Business /29 November 2021, 18:45pm/ Mandla Nkosi
Johannesburg – South African motorists and commuters are facing a full blown crisis, with both petrol and diesel set to go up by a massive margin in December, pushing the petrol price past R20 per litre for the first time ever.
According to the Department of Mineral Resources and Energy, both grades of petrol will go up by 81 cents per litre from Wednesday, December 01, while 50ppm diesel will increase by 74 cents and 500ppm by 72 cents. Illuminating paraffin will rise by 42 c/l.
The December fuel price adjustment will see the cost of 95 Unleaded Petrol rising to R19.63 per litre at the coast and R20.35 in the inland regions, where 93 Unleaded will rise to R20.13.
The wholesale price of diesel will increase to R17.30 at the coast and R17.92 in Gauteng, keeping in mind that the unregulated retail prices (which vary between outlets) will be somewhat higher than that.
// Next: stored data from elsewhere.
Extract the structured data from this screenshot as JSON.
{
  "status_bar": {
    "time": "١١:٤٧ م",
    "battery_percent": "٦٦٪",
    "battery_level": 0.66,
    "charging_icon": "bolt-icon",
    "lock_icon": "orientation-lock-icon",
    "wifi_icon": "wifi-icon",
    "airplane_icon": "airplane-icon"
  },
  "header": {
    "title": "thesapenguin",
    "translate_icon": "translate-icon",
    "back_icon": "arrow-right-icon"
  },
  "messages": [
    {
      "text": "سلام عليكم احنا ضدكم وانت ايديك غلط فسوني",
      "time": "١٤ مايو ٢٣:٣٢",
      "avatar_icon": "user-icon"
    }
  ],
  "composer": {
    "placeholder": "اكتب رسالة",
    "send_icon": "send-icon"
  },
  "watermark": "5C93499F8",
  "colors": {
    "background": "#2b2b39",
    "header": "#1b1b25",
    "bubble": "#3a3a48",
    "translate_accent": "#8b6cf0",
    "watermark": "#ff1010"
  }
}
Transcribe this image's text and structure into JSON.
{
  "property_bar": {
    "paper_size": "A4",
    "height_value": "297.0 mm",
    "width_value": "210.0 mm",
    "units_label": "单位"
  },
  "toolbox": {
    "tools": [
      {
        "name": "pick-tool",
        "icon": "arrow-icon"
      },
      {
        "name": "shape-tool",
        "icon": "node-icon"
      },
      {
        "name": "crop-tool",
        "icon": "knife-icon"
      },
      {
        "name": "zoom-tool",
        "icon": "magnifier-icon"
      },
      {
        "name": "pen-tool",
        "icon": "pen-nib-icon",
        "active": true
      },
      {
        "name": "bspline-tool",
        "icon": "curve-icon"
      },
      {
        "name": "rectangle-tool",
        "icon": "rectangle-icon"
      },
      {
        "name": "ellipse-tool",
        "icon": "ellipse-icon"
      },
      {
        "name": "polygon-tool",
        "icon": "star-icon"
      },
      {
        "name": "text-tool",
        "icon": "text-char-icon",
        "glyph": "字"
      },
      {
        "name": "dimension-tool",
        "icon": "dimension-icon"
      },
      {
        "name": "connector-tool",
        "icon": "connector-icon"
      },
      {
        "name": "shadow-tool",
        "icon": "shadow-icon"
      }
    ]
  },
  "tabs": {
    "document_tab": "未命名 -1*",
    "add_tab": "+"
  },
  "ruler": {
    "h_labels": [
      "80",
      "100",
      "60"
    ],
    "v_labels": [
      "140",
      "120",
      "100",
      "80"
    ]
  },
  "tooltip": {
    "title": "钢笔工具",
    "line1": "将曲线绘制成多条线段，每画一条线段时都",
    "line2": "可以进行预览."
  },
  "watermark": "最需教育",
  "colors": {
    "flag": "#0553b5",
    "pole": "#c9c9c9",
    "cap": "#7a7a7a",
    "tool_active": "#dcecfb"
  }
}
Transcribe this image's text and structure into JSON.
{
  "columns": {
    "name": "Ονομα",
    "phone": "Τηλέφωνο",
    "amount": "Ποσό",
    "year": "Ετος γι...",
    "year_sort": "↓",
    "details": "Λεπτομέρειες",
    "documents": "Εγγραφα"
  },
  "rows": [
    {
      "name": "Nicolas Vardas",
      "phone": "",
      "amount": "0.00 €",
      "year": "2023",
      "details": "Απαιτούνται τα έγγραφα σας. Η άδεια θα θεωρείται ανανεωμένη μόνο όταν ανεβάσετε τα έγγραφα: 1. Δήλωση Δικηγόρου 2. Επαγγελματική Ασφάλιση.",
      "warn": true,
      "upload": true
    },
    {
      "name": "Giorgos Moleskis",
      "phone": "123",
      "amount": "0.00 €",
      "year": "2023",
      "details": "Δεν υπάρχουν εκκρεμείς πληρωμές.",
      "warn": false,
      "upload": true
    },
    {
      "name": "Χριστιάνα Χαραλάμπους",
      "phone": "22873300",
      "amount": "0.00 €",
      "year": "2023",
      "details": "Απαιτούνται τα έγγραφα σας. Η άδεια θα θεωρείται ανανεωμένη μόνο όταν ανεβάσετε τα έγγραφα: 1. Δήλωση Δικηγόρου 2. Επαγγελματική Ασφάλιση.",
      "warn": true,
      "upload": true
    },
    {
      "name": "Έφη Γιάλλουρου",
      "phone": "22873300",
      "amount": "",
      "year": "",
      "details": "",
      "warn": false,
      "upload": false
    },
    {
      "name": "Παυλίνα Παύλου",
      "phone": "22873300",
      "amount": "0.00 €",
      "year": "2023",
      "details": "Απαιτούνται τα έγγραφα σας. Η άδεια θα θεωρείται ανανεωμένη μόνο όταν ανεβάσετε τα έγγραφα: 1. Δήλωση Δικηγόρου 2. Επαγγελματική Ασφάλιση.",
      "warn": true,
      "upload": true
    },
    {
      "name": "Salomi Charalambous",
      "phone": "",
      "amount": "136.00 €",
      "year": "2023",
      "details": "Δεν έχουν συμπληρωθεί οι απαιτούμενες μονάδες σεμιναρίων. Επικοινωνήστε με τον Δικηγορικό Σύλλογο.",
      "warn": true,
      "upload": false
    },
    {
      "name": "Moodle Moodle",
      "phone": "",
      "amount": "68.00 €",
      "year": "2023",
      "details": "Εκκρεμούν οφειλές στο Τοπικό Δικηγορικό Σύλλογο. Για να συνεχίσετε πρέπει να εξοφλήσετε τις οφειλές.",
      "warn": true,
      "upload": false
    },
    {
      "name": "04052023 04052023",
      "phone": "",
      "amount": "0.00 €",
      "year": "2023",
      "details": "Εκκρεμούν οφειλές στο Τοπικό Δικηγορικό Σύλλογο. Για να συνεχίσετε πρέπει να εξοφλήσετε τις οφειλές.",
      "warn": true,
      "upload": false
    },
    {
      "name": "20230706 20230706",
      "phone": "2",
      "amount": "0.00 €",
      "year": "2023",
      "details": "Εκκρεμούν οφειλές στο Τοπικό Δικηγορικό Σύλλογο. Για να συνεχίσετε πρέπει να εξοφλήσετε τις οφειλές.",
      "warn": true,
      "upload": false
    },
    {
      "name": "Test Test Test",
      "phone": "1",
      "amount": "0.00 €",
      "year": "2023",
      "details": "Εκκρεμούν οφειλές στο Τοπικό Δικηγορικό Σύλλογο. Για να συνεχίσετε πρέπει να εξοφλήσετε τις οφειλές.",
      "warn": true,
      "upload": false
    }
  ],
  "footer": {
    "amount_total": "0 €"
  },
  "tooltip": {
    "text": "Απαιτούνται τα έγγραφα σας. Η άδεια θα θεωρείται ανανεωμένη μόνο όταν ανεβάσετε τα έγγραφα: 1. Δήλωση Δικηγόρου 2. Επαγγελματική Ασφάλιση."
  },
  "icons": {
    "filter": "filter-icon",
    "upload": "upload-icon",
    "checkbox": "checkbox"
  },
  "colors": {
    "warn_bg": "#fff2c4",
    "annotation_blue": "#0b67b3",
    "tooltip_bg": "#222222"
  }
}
What’s driving the prices higher?
The price of Brent Crude oil increased marginally during the month of October, from an average of $82.50 per barrel to $83.00. This alone would not have made a big difference to the December fuel price, however, the rand depreciated from an average of R14.72 in the previous month to R15.85 this month, the energy department said. The Slate Levy, which is used to compensate the industry for cumulative under recovery, also saw an increase of 26.30 c/l.
Fuel taxes and levies currently account for R6.11 per litre of fuel, a fact which is proving increasingly controversial as higher oil prices and a weak rand drive prices up on a monthly basis.
The hike in prices are due to a weaker rand and higher oil prices during the period under review.
The rand depreciated, on average, against the US dollar (from R14.72 to R15.85) during the period under review. This led to higher contributions to the Basic Fuel Prices of petrol, diesel and illuminating paraffin by over 34 cents per litre.
The key driver is the higher global demand recovery amid a weaker supply response from non-OPEC and other oil producers.
There is a mismatch between demand and supply, i.e., there is more demand for oil products than the market can supply.
The US and other major oil consumers are coordinating efforts to try to lower high prices by releasing oil from their inventory stocks, while OPEC and Non-OPEC members are refusing to increase oil production to match the global recovery demand.
“It is important to appreciate that fuel prices are soaring worldwide due to persistently high crude oil prices. Record pump prices have been experienced in many other countries,” the department said.
The department said it is aware of the inflationary nature of the high global fuel prices and the impact on the transport costs for commuters.
It said it is also making margin adjustments on fuel prices and adjusting the slate levy, adding to the fuel price hikes.
In line with the application of the Regulatory Accounting System (RAS) the minister of Energy approved a net increase of 17.84 c/l in the annual margin adjustments on petrol and a net increase of 8.20 cents per litre on diesel and illuminating paraffin wholesale prices, with effect from the 1 December 2021.
An increase of 26.30 c/l (i.e. from 15.36 c/l to 41.66 c/l) will be implemented into the prices structures of petrol and diesel in line with the Self-Adjusting Slate Mechanism rules.